Ganesh Venkataramanan, o diretor sênior de piloto automático da Tesla e líder do projeto para o supercomputador Dojo da empresa, deixou a organização.
Anteriormente na AMD, Venkataramanan trabalhou na Tesla durante cinco anos e supervisionou o supercomputador Dojo, construído pela empresa para processar as enormes quantidades de dados gerados pelos carros Tesla para ajudar a treinar modelos de inteligência artificial para seu software de direção autônoma.
O diretor da Tesla Motors e antigo executivo da Apple, Peter Bannon, agora lidera o projeto, de acordo com a Bloomberg.
Dojo é o nome de vários supercomputadores Tesla que utilizam os chips D1 personalizados da empresa, projetados pela equipe de Venkataramanan e fabricados pela TSMC.
A empresa detalhou o Dojo pela primeira vez em 2021 e instalou o sistema inicial em 2022. Essa versão do Dojo tem por volta de 3000 chips D1, que proporcionam um total de 1,1 exaflops (BF16/CFP8) de rendimento.
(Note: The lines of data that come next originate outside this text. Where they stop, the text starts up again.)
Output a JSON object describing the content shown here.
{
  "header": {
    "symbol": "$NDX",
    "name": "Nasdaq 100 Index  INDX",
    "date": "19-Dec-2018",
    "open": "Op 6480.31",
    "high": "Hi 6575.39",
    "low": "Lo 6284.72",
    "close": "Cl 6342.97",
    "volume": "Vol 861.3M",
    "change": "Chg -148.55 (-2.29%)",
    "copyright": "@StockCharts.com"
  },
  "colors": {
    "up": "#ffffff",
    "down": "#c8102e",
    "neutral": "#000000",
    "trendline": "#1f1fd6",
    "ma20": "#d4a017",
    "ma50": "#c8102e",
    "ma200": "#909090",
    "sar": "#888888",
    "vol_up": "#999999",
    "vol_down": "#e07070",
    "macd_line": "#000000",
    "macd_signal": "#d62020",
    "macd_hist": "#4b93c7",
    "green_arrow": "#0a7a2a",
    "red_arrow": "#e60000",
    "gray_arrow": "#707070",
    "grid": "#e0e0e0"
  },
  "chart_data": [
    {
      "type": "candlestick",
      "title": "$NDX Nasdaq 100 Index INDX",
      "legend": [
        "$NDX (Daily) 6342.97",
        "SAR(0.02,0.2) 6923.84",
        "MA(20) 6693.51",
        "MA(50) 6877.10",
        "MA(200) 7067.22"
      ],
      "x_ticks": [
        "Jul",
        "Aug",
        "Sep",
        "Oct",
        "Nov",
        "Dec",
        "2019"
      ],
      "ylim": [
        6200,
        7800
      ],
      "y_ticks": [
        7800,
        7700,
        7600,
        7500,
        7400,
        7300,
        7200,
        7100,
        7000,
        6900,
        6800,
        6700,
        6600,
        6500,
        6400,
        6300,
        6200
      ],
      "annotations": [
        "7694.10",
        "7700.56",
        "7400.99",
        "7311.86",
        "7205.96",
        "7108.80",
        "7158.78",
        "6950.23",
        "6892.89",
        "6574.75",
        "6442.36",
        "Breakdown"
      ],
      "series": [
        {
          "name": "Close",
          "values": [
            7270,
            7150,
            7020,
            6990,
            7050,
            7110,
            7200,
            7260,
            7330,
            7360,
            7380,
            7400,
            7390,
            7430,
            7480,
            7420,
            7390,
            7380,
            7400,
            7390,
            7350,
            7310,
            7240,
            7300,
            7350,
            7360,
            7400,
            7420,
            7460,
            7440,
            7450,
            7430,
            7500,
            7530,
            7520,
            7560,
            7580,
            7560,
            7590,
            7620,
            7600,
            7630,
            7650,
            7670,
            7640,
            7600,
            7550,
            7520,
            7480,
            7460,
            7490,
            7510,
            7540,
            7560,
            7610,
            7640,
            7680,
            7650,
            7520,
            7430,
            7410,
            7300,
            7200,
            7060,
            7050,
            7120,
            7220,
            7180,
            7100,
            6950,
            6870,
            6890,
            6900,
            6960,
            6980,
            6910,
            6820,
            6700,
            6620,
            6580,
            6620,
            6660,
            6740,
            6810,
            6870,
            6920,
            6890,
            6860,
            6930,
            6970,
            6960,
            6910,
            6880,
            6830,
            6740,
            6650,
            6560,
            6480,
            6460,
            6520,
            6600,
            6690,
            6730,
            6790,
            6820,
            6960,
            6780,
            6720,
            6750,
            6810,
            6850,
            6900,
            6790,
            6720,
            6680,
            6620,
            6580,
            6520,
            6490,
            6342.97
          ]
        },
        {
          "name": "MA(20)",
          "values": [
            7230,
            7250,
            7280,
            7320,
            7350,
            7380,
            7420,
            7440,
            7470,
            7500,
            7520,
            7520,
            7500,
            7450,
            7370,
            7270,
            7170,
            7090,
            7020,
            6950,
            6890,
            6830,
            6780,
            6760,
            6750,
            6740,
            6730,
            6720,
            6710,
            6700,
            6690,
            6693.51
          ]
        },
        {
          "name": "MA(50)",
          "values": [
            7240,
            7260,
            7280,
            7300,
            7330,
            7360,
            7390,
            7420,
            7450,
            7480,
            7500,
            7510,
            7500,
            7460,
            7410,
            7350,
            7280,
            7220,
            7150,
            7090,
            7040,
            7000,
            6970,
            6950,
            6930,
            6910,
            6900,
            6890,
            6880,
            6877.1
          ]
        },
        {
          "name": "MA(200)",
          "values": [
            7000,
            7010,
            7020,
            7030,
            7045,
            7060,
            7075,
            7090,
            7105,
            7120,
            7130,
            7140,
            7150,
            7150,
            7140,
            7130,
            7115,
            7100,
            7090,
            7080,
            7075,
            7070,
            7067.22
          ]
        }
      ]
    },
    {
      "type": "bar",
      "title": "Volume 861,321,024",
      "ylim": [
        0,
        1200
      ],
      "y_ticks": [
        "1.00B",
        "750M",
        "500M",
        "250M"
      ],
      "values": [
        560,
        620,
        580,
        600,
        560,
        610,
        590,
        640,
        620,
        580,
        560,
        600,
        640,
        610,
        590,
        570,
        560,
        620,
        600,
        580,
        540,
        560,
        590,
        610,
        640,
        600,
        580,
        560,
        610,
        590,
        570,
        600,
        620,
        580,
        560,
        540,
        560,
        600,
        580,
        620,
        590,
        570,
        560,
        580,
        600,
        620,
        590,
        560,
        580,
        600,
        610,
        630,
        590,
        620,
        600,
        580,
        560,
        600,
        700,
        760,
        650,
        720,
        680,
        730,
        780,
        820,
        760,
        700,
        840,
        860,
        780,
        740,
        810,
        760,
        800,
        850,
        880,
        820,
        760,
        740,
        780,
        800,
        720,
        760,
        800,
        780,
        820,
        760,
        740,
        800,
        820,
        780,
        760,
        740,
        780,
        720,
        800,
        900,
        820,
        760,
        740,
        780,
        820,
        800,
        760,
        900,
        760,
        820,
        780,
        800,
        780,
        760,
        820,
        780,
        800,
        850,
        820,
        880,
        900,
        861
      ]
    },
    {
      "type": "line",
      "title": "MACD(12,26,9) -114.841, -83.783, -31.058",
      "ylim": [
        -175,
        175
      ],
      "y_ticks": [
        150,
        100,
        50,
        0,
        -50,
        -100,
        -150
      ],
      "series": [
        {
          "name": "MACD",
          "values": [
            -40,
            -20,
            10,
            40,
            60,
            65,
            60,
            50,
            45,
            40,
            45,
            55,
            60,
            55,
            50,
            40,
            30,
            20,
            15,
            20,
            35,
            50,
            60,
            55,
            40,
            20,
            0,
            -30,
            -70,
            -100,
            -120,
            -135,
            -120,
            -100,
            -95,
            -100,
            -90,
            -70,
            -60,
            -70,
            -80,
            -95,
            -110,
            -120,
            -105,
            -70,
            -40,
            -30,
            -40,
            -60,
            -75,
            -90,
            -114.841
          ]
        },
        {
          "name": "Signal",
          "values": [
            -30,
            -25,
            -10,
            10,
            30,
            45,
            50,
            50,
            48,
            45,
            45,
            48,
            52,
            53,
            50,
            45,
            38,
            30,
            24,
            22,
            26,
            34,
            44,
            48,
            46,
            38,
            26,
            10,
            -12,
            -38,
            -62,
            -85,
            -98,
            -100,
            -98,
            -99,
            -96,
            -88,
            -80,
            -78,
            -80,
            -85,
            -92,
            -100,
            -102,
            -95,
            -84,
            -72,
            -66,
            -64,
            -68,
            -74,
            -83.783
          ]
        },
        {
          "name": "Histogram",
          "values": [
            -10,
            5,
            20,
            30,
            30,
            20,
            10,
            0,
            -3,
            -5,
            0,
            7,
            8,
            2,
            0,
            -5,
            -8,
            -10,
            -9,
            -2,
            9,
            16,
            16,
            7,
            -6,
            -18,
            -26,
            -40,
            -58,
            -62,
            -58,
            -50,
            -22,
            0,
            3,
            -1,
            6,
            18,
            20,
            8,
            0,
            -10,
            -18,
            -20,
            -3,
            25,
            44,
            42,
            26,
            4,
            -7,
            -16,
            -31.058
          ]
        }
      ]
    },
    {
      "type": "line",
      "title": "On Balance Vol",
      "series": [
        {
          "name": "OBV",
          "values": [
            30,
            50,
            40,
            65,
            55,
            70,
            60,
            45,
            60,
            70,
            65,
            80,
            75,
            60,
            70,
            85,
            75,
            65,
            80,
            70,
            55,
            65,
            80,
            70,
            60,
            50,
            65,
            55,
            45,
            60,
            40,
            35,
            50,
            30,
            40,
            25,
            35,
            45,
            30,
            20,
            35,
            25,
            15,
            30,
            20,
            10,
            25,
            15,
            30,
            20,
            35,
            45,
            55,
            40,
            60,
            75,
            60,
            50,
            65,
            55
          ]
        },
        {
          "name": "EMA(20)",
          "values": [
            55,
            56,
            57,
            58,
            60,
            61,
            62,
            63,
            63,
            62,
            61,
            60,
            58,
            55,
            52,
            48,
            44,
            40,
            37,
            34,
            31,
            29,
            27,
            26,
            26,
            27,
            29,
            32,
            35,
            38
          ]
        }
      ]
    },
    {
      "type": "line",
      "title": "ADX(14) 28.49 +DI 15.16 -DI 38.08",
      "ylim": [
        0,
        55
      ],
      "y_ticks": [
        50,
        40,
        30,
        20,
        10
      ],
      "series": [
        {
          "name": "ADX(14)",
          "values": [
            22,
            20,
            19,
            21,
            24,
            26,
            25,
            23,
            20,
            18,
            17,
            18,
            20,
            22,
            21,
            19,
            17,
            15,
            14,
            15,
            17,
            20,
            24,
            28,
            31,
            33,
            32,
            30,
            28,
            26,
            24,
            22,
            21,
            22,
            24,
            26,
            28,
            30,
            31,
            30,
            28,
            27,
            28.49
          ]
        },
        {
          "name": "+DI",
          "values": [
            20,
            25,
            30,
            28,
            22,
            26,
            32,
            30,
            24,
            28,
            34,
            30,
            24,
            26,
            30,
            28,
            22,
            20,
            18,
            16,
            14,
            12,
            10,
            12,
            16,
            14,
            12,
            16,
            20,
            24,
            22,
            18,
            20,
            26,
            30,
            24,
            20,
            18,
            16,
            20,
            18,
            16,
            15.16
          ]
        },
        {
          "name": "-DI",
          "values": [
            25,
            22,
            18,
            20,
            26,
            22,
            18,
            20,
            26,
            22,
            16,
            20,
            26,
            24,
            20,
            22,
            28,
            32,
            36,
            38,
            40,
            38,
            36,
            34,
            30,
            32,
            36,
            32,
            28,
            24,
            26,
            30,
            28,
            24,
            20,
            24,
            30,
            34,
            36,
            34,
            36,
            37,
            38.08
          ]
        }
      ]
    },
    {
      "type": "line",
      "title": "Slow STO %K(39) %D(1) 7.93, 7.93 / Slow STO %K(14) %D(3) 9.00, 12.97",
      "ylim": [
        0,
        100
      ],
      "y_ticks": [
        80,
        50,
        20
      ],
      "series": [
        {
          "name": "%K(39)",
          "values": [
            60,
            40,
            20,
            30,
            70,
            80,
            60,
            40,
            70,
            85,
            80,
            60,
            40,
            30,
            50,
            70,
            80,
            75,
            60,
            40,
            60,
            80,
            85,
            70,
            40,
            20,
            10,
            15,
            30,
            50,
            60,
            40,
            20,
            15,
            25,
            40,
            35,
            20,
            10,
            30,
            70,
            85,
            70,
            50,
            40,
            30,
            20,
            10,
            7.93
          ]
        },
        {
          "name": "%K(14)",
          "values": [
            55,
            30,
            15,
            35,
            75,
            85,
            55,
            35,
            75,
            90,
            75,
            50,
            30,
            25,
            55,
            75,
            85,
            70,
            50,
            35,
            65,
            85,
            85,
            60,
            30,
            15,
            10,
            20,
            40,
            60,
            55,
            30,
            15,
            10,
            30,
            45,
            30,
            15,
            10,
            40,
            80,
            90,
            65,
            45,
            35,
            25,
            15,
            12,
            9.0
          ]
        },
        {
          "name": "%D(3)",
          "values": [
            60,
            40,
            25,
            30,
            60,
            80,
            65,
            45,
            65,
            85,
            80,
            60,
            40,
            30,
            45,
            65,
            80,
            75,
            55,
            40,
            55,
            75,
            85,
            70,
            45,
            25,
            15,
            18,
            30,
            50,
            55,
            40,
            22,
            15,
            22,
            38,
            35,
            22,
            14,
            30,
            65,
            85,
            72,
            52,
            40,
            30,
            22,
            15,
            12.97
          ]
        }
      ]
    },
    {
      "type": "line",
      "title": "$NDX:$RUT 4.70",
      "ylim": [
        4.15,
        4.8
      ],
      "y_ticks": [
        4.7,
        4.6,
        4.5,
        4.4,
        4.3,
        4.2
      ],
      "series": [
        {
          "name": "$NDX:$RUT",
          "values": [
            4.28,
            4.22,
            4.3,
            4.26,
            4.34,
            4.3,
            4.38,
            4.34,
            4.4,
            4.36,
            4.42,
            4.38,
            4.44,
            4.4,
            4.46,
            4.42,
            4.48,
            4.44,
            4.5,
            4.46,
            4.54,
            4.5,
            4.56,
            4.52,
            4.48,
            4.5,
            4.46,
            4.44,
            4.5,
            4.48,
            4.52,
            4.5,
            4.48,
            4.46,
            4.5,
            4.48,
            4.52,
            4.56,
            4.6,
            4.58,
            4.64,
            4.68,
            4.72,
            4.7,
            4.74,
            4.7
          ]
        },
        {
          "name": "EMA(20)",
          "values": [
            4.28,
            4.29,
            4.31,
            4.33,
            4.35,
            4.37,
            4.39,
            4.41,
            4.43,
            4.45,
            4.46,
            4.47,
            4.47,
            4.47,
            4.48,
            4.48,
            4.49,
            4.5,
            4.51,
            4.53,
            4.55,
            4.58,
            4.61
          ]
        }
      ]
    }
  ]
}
A empresa agora tem várias implementações do Dojo em diferentes data centers e está construindo um data center Dojo em sua sede em Austin, Texas. Uma oferta de trabalho com sede em Austin no começo do ano pedia “data centers únicos em seu tipo”.
Em agosto, um analista do Morgan Stanley disse que o supercomputador Dojo poderia acrescentar até 500 bilhões de dólares (2,4 trilhões de reais) ao valor empresarial da Tesla.
Além do Dojo, a Tesla é conhecida por sua importante presença GPU: em 2021 tinha 10.000 GPU em três clusters de HPC.
O diretor executivo, Elon Musk, disse em julho que o número continuará crescendo: “De fato, aceitaremos o hardware da Nvidia assim que a Nvidia nos entregar”. “Tenho enorme respeito por Jensen [Huang, CEO e fundador] e a Nvidia. Fizeram um trabalho incrível”.
“E, francamente, não sei, se pudessem nos entregar uma quantidade suficiente de GPU, é possível que não precisássemos do Dojo, mas não podem”.